The result—for funders and the enterprises seeking their funding—is a bit of a mess. Growing pools of capital across asset classes are seeking to support private sector health solutions while enterprises are searching for money to seed, grow, and scale their businesses. But the two are often misaligned. To be clear, this is not to unique to the health sector. In fact, much of what we heard during our interviews is similar to already documented sentiments shared across the fast-growing but relatively nascent impact investing industry, as explained in reports such as Omidyar’s “Priming the Pump,” and the World Economic Forum’s “From the Margins to the Mainstream.”

In an attempt to make some sense of the marketplace, and better understand where and when impact investors can enable by channeling more useful capital into global health, we developed a framework that characterizes the most “investable” sub-sectors within health and the needs of individual enterprises at different stages of their development (see below). This framework is intended to serve as a resource for investors interested in global health and help them identify the right type of capital for enterprises with different risk profiles across the health sector before they start to invest, because, as we learned from the case studies in our report, sometimes the wrong money is worse than no money at all.

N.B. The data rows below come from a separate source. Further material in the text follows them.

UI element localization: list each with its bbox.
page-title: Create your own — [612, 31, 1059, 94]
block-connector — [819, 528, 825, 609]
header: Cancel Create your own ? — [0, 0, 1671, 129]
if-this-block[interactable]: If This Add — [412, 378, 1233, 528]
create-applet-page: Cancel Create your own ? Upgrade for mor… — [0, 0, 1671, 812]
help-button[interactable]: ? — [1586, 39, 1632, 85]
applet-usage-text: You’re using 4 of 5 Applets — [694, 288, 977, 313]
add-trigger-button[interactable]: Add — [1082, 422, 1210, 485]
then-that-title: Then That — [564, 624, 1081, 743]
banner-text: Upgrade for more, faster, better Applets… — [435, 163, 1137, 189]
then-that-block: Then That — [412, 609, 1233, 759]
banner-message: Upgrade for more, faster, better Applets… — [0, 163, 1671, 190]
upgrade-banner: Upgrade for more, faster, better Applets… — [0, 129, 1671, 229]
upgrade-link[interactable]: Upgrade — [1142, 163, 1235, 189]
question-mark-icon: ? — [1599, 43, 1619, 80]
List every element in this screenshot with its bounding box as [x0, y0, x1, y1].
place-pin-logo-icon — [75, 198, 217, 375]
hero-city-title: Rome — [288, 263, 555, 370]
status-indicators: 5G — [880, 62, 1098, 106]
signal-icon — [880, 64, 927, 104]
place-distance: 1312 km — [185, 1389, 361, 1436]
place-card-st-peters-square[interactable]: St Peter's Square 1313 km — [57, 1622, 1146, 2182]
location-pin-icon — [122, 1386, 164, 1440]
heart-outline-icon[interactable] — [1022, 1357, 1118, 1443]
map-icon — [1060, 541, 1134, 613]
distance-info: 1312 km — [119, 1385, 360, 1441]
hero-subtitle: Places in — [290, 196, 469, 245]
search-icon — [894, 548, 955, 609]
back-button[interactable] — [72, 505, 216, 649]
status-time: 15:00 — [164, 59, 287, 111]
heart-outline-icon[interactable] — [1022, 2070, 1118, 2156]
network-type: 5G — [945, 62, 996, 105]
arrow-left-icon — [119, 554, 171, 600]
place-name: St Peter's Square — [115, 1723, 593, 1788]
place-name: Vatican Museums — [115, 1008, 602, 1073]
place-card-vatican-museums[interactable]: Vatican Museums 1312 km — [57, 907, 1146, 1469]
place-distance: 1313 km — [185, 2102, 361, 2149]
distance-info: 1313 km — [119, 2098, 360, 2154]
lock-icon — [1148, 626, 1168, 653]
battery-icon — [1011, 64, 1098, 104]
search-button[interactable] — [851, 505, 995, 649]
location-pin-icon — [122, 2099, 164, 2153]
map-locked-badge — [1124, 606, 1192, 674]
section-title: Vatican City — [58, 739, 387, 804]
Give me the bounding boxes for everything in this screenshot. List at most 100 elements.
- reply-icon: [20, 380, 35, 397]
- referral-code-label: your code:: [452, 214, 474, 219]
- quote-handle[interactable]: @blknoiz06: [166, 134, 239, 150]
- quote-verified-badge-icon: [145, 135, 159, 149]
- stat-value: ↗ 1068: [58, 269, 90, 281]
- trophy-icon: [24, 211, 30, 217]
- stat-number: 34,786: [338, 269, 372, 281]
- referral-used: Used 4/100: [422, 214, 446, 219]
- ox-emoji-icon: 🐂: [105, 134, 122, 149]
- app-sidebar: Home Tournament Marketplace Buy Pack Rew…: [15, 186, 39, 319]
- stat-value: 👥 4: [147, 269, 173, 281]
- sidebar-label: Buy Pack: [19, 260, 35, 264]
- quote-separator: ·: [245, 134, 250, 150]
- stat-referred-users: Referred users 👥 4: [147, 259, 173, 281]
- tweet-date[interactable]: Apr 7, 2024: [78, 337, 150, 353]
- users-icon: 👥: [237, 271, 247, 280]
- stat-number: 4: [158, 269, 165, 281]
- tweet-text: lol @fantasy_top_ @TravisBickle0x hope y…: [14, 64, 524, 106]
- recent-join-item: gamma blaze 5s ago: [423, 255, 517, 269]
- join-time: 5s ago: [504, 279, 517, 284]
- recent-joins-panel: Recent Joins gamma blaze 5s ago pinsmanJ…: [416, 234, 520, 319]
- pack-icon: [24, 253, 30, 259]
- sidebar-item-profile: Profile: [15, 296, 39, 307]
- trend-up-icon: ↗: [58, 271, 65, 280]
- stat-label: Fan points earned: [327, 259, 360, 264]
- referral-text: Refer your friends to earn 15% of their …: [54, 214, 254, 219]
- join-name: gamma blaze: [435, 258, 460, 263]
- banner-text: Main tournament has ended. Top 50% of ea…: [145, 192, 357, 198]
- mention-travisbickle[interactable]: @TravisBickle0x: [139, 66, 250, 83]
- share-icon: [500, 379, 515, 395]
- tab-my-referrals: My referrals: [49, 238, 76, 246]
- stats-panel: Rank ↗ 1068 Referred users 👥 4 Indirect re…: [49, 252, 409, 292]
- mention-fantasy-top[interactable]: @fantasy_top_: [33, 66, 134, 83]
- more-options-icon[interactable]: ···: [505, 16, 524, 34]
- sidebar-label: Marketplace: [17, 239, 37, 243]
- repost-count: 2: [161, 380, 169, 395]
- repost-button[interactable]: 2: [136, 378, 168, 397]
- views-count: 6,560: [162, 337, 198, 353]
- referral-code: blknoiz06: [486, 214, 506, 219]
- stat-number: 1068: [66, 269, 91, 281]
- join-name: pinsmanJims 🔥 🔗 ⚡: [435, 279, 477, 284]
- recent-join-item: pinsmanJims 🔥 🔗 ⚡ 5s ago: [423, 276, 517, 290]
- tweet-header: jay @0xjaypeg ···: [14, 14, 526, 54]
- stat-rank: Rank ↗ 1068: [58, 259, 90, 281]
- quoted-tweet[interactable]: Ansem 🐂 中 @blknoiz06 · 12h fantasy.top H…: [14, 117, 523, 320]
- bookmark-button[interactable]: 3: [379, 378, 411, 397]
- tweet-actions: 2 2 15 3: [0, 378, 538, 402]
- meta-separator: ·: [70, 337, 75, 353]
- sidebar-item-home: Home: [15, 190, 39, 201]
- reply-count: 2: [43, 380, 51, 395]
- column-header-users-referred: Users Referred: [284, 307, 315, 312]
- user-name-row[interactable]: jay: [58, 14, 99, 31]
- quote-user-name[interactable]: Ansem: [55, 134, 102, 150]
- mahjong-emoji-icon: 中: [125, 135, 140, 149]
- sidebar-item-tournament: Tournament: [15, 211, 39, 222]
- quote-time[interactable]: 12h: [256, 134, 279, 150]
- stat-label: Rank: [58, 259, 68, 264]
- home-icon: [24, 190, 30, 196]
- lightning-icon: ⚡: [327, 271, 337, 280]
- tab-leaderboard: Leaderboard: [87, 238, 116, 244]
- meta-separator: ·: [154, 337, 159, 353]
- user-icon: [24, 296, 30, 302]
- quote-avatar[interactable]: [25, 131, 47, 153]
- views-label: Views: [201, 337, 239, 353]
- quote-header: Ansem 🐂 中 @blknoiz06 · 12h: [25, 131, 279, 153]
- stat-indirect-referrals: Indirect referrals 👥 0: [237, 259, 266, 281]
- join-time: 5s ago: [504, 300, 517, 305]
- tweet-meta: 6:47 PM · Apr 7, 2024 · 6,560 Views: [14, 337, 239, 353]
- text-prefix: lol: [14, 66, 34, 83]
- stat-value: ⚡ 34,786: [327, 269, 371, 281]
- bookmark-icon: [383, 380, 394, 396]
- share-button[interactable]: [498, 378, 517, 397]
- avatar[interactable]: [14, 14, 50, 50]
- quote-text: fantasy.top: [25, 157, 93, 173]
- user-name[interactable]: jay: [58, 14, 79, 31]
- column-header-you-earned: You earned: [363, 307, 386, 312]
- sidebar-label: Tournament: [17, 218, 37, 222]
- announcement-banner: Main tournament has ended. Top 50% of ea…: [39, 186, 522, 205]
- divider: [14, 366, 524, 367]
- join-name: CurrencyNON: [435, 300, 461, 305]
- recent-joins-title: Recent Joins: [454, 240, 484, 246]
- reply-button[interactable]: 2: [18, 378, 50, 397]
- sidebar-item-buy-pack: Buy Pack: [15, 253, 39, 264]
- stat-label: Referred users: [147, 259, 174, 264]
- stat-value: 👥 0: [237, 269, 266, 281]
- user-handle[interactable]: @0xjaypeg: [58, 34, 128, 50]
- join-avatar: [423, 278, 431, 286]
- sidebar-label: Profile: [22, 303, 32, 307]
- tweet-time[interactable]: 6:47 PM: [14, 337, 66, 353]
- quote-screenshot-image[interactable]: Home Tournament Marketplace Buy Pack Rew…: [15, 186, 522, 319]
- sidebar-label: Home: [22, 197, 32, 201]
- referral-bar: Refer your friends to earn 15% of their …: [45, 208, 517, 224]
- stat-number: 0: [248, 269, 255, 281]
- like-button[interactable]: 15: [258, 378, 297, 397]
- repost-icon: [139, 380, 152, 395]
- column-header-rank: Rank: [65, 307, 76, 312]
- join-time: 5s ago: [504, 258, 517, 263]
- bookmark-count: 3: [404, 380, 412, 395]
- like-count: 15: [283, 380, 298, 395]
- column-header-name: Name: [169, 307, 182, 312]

Market Context & Capital Characteristics


(Image by Beth Bafford and Sarah Gelfand, from “Opportunities and Challenges for Global Health Impact Investors in India and East Africa”)

To assess certain investable opportunities in global health, we suggest that investors take a few initial steps:

  1. Identify the market failures at the intersection of specific sub-sectors, and target consumer populations to understand the inherent challenges in the ecosystem. For example, most health care delivery enterprises exclusively targeting rural BOP populations (the cell in the upper-leftmost corner of the grid) contend with low patient loads, high distribution costs, and patients’ limited ability to pay.
  2. Understand how adept the entrepreneurs are at building a business model that addresses and solves for these hurdles, and see where they are in their stage of development.
  3. Lastly, once you understand the true needs, determine the characteristics (timing, flexibility, and structure) and type of capital (equity, debt, and hybrid) that will catalyze future maturation and growth.

In short, start with an understanding of the context and needs, and make sure the capital fits the business instead of bringing inflexible capital to the market expecting the enterprises to do the bending. If impact investors can jointly take this approach, we will have an extraordinary opportunity to strengthen enterprises that, despite the challenges they face, can sustainably save and improve the quality of lives for millions.